CA Montpellier n° 23/01486

30 juin 2026

COUR D'APPEL DE MONTPELLIER

5e chambre civile

ARRET DU 30 JUIN 2026

Numéro d'inscription au répertoire général :

N° RG 23/01486 - N° Portalis DBVK-V-B7H-PYHR

Décision déférée à la Cour :

Jugement du 02 FEVRIER 2023

TRIBUNAL JUDICIAIRE DE BÉZIERS

N° RG 22/00119

APPELANTE :

S.A.S. LA COMPAGNIE DES BOISSONS

inscrite au RCS de [Localité 1] sous le numéro B 904 376 241, prise en la personne de son représentant légal en exercice,dont le siège social est sis [Adresse 1],

[Adresse 2]

[Localité 2],

Représentée par Me Marie Pierre DAMON, avocat au barreau de MONTPELLIER, avocat postulant

assistée de Me Brigitte MAURIN, avocat au barreau de NÎMES, avocat non plaidant

INTIMEE :

SA [L]

Société anonyme d'économie mixte à conseil d'administration, immatriculée au RCS de [Localité 3] sous le numéro 642 920 029, agissant poursuites et diligences de son représentant légal, domicilié ès qualités audit siège sis,

[Adresse 3]

[Adresse 4]

[Localité 4],

Représentée par Me Yannick CAMBON de la SELARL ELEOM BEZIERS-SETE, avocat au barreau de BEZIERS, avocat postulant

assistée de Me Gilles BERTRAND, avocat au barreau de MONTPELLIER, substituant sur l'audience Me Christian CAUSSE

de la SELARL ELEOM BEZIERS-SETE, avocat plaidant

INTERVENANT :

Madame [T] [D],

ès qualités de mandataire liquidateur judiciaire de la société LA COMPAGNIE DES BOISSONS immatriculée au RCS de MONTPELLIER, sous le numéro 904 376 241, ayant son siège social sis [Adresse 5], en vertu du jugement d'ouverture d'une procédure de redressement judiciaire rendu le 23 mai 2025 par le tribunal de commerce de MONTPELLIER puis du jugement de conversion en liquidation judiciaire rendu le 25 juillet 2025 par le tribunal de commerce de MONTPELLIER,

[Adresse 6]

[Localité 1]

assignée en intervention forçée le 2 octobre 2025 à personne habilitée

Ordonnance de clôture du 12 Mai 2025

COMPOSITION DE LA COUR :

En application des dispositions des articles 805 et 907 du code de procédure civile, l'affaire a été débattue le 11 Mai 2026,en audience publique, les avocats ne s'y étant pas opposés, devant Mme Corinne STRUNK, Conseillère, chargé du rapport.

Ce(s) magistrat(s) a (ont) rendu compte des plaidoiries dans le délibéré de la cour, composée de :

M. André LIEGEON, Président de chambre

Mme Corinne STRUNK, Conseillère

Mme Florence FERRANET, Conseillère, en remplacement du magistrat empêché désigné par ordonnance du Premier Président en date du 30 janvier 2026

Greffier lors des débats : Mme Estelle DOUBEY

- réputée contradictoire ;

- prononcé par mise à disposition de l'arrêt au greffe de la cour, les parties en ayant été préalablement avisées dans les conditions prévues au deuxième alinéa de l'article 450 du code de procédure civile ;

- signé par M. André LIEGEON, Président de chambre, et par Mme Estelle DOUBEY, Greffier.

*

* *

EXPOSE DU LITIGE

En vertu d'un acte sous seing privé en date du 15 mars 2021, la SA [L] a donné à bail précaire à M. [P] [U], agissant pour le compte de la SAS La Compagnie des Boissons en cours d'immatriculation, un local situé [Adresse 7], moyennant une redevance mensuelle de 840 euros, toutes taxes comprises, outre 20 euros de provision sur charges.

Le 15 novembre 2021, la SAS La Compagnie des Boissons a restitué les locaux.

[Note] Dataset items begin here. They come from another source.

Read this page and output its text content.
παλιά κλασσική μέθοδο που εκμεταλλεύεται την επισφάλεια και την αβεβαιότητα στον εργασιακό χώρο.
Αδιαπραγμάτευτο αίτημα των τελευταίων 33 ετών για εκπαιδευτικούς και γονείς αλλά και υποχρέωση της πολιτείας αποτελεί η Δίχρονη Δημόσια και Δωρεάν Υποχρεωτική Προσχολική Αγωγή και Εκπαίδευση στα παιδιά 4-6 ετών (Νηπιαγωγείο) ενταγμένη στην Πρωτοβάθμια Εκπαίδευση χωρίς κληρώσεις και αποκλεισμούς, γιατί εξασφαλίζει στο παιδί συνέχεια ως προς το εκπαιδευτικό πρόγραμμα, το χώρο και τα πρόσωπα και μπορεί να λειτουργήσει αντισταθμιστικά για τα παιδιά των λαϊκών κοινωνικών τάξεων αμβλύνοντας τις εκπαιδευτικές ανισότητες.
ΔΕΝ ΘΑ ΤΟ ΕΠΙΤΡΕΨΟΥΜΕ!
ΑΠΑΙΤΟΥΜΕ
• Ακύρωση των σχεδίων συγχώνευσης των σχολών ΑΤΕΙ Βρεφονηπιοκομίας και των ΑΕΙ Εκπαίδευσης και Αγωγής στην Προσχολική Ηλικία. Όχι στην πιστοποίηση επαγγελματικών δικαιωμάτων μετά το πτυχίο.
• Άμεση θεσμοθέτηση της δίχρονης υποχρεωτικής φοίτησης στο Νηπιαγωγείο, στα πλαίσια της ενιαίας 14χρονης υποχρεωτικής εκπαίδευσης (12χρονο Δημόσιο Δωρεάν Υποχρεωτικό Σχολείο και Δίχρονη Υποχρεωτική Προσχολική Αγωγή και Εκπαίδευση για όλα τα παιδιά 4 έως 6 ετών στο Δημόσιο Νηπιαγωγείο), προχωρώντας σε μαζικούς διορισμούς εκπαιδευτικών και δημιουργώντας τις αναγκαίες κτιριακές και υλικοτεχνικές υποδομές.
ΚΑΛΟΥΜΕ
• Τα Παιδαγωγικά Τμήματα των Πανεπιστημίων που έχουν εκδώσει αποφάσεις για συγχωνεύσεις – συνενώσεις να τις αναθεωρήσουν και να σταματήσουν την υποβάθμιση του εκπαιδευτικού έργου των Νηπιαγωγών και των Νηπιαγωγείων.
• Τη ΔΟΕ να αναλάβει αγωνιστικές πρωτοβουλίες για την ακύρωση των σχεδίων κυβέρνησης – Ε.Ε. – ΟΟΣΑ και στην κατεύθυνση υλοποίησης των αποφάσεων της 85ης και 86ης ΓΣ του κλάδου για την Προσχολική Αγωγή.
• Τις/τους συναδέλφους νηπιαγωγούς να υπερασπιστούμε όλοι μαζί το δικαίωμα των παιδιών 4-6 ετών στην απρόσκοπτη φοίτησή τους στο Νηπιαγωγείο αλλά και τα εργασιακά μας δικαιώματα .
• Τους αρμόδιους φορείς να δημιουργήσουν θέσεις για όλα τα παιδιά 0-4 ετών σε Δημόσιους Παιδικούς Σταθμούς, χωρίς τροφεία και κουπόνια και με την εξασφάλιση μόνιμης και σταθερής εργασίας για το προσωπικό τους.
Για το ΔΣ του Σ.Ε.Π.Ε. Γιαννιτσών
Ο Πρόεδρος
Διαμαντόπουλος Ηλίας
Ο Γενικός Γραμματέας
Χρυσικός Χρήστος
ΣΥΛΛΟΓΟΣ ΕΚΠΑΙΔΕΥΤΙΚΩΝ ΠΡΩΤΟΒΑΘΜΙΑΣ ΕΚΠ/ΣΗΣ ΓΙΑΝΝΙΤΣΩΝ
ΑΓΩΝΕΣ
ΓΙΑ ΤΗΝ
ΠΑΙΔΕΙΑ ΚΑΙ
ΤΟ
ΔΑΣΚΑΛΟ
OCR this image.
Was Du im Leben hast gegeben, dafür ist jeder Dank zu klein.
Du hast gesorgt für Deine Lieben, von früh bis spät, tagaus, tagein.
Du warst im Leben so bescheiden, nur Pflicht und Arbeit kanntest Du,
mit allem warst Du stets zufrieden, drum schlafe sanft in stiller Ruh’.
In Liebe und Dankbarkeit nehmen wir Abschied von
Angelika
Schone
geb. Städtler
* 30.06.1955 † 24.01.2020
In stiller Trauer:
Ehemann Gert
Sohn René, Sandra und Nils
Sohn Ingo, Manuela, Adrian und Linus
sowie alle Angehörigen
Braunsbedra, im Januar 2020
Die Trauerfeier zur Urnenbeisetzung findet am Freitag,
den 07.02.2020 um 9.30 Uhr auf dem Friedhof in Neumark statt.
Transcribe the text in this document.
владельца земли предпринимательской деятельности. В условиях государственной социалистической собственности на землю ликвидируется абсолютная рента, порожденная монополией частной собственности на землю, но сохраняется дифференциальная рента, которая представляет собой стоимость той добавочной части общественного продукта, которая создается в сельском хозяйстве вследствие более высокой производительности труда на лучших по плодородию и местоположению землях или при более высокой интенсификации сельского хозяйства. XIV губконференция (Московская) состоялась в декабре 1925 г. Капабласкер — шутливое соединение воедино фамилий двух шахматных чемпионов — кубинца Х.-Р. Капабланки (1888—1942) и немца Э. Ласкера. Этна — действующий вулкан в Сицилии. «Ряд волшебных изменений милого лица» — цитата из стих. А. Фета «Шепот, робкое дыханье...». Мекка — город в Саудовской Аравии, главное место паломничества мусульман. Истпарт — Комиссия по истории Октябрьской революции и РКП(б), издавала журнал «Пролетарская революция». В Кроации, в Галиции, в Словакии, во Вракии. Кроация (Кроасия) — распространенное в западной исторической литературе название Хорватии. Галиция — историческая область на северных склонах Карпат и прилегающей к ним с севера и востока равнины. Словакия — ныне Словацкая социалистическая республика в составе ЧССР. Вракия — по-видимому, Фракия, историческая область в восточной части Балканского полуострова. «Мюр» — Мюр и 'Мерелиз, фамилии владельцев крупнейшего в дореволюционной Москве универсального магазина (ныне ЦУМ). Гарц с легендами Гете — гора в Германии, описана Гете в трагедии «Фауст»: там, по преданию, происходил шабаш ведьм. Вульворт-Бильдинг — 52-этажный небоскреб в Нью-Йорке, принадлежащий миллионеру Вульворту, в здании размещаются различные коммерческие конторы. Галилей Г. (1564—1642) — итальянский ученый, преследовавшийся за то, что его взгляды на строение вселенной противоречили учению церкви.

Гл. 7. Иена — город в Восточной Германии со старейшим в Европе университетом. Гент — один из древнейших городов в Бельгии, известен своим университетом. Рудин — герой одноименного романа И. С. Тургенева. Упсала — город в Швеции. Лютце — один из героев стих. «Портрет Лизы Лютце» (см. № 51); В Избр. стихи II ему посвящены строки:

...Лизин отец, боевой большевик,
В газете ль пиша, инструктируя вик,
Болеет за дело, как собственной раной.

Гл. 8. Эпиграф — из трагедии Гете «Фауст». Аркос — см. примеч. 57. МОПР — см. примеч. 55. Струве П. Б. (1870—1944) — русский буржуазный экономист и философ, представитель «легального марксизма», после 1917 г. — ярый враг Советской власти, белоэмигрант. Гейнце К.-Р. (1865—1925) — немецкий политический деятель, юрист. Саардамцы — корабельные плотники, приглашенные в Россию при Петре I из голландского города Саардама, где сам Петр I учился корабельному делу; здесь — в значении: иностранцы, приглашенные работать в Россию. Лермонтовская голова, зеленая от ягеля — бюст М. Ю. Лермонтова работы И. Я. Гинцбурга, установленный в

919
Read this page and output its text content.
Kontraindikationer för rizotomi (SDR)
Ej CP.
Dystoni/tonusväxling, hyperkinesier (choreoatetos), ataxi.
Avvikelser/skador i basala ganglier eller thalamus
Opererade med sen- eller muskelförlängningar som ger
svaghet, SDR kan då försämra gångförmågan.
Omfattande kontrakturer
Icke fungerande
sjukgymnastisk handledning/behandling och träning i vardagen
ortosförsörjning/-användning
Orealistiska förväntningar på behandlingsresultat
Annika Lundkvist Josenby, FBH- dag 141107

Laissant plusieurs loyers impayés malgré diverses mises en demeure, la SA [L] a fait procéder par voie d'huissier, le 5 janvier 2022, à une sommation interpellative, sollicitant de la SAS La Compagnie des Boissons le règlement de la somme de 6.063,81 euros arrêtée au 15 novembre 2021.

Par acte d'huissier en date du 4 avril 2022, la SA [L] a assigné la SAS La Compagnie des Boissons devant le tribunal judiciaire de Béziers, en paiement des redevances échues impayées.

Le jugement contradictoire rendu le 2 février 2023 par le tribunal judiciaire de Béziers :

Condamne la SAS La Compagnie des Boissons à verser à la SA [L] la somme de 6.063,81 euros arrêtée au 15 novembre 2021 (mensualité proratisée de novembre 2022 comprise), outre intérêts au taux légal à compter de la présente décision ;

Condamne la SAS La Compagnie des Boissons à verser à la SA [L] la somme de 800 euros sur le fondement de l'article 700 du code de procédure civile ;

Condamne la SAS La Compagnie des Boissons aux dépens de l'instance ;

Rappelle que la présente décision est de plein droit exécutoire à titre provisoire.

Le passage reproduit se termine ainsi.